You can do three things to a baseline:
- Use as-is — start here. The baseline is publicly cited.
- Override per workspace — change the value for your org while keeping the original on record.
- Create a custom task type — when nothing in the catalogue fits.
Both override and custom require Pro. The lazy default is "use as-is".
What we compute
hours_saved = max(0, baseline_minutes - agent_duration_seconds / 60) / 60
cost_saved = hours_saved * hourly_rate
agent_cost = tokens_in * input_price + tokens_out * output_price (when model + tokens given and no agent_cost)
net_saved = cost_saved - (agent_cost || 0)
hourly_rate resolves in this order: per-agent override → org default → €45/h fallback.
baseline_minutes resolves in this order: request override → org override → builtin → reject.
agent_cost resolves in this order: a value you pass (provided) → derived from model + tokens (computed) → none. The model price book syncs daily from public per-token pricing, so new models are priced automatically; matching is exact on the model id. The computed cost is frozen on the event (with the prices used) so historical ROI never re-prices. resolved_cost_source on the response tells you which path supplied the cost. Report ?group_by=model to see ROI per model.

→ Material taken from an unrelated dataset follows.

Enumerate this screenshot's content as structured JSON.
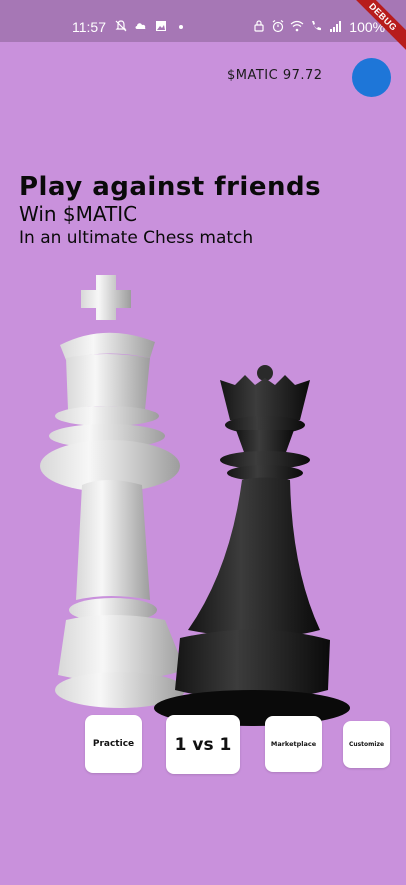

Audit trail (the CFO-proof layer)
When you send an audit_sample (input excerpt, output excerpt, model, token counts), we store it next to the event. The CFO link and the dashboard then show a sample of "what the agent actually did" so finance can spot-check claims. This is Pro-only; on Free, the field is silently dropped.
Quotas and overage
| Plan | Included events / month | Above the cap |
|---|---|---|
| Free | 1 000 | Hard 429 quota_exceeded |
| Pro | 100 000 | Metered overage: €0.0004 → €0.00025 → €0.00015 per event |
| Enterprise | Unlimited | Negotiated |
The dashboard's /reports/usage tab shows your real-time month-to-date count and the projected overage cost.
Open spec, hosted layer
The wire format and error envelope are versioned (/v1/...) and stable. When /v2 lands, /v1 keeps working for at least 12 months. The reference implementation, the SDKs, and the protocol document are open source; the hosted humanhours.dev is the revenue layer (PostHog / Segment / OpenTelemetry pattern).